England finally joins Europe in banning single-use plastic foodware
Posted on January 20, 2023 by DrRossH in Plastic Limiting Regulations
Restaurants and cafes throughout England will soon be barred from using some of the most common single-use plastics — a ban green groups called necessary, insufficient, and long overdue.
The long-anticipated regulation, announced Saturday, makes it illegal for those establishments to sell or distribute certain kinds of polystyrene cups and food packaging, as well as plastic plates, trays, bowls, and cutlery designed to be used once and thrown away. It takes effect in October.
The new policy is “a really positive step in the right direction … but we’re coming to the party late,” said Steve Hynd, media and policy manager for the British environmental organization City to Sea. The 27 members of the European Union have been subject to a bloc-wide directive since July 2021 banning the items included in England’s new policy, and several have proposed additional legislation to curb plastic waste

How many people today grab a takeaway coffee cup from the local cafe to drink on the go? We don’t know, but the number must be enormous.. Most every one of the above have a plastic top that will last 100s of years. Some cafes still use plastic cups that last a similar time. Is 10 minutes of coffee worth 100s of years of trash?
These items can be seen littering our gutters and on our streets all over the place. If they were all cardboard, they would still be littered, but they would, at least, be gone in a short time.
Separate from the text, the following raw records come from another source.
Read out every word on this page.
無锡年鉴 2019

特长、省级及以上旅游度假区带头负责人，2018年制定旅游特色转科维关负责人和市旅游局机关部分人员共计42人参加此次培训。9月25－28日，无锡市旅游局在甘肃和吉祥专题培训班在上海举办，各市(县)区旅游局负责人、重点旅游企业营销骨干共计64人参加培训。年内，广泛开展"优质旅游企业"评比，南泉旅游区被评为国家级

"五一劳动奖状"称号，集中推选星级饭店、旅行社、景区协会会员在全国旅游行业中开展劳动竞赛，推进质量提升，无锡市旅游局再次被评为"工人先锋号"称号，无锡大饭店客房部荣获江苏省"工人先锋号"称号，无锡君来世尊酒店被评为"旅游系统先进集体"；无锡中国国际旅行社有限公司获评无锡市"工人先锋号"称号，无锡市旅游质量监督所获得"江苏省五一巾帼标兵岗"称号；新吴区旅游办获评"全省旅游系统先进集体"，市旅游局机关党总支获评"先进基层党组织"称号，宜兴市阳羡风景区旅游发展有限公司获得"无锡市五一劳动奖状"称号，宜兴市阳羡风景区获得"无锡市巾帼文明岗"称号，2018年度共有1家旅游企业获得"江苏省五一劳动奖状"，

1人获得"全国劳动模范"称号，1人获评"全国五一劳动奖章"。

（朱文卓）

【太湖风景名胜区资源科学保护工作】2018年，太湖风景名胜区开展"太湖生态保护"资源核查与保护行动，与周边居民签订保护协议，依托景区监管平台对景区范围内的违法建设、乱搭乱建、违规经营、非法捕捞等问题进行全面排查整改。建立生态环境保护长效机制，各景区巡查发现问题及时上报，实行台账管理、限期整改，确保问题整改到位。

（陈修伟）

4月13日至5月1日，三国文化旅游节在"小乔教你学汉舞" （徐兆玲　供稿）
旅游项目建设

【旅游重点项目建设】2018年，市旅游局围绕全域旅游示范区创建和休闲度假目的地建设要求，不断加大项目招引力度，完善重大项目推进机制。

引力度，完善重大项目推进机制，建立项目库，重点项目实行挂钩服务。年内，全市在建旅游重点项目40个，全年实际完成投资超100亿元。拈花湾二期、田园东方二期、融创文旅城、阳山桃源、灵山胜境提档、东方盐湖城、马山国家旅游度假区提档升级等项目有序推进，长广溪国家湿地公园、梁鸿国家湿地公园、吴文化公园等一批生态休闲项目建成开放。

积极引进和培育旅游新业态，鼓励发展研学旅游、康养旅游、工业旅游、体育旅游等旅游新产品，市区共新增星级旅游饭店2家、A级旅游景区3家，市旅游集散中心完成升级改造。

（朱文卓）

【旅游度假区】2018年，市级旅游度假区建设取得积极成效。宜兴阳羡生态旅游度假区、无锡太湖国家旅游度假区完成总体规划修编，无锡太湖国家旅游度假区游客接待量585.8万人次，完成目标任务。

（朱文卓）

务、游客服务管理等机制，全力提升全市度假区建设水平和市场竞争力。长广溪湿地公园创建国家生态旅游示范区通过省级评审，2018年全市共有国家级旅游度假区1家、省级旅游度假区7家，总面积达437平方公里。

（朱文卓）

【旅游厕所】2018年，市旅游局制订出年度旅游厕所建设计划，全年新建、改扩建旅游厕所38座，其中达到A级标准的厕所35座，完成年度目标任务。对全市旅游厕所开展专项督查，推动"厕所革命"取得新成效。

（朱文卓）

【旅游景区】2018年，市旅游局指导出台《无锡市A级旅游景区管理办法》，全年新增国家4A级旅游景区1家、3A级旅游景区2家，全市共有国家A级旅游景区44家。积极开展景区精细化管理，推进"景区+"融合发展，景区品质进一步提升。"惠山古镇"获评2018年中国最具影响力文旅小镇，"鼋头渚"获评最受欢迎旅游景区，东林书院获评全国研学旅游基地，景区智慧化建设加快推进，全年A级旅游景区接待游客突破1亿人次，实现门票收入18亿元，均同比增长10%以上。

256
They do not need to be made of plastic.
On the way home from the gym last week, a distance of about 1 km (1/2 mile), I counted the items of plastic litter on the curb as I walked. In that short distance I counted 63 pieces of plastic litter. Plastic drink bottles, bottle tops, candy wrappers, plastic film, polystyrene fragments etc. That seemed to be a lot to me. I guess it is a generational thing. Our parents would have been horrified to see that amount, whereas it seems to go unnoticed by our youth of today. In another 20 years how many pieces will there be on this stretch, -- 200? What will today’s youth think of that new amount then when they are older? Will their children be so readily accepting of a higher amount of litter?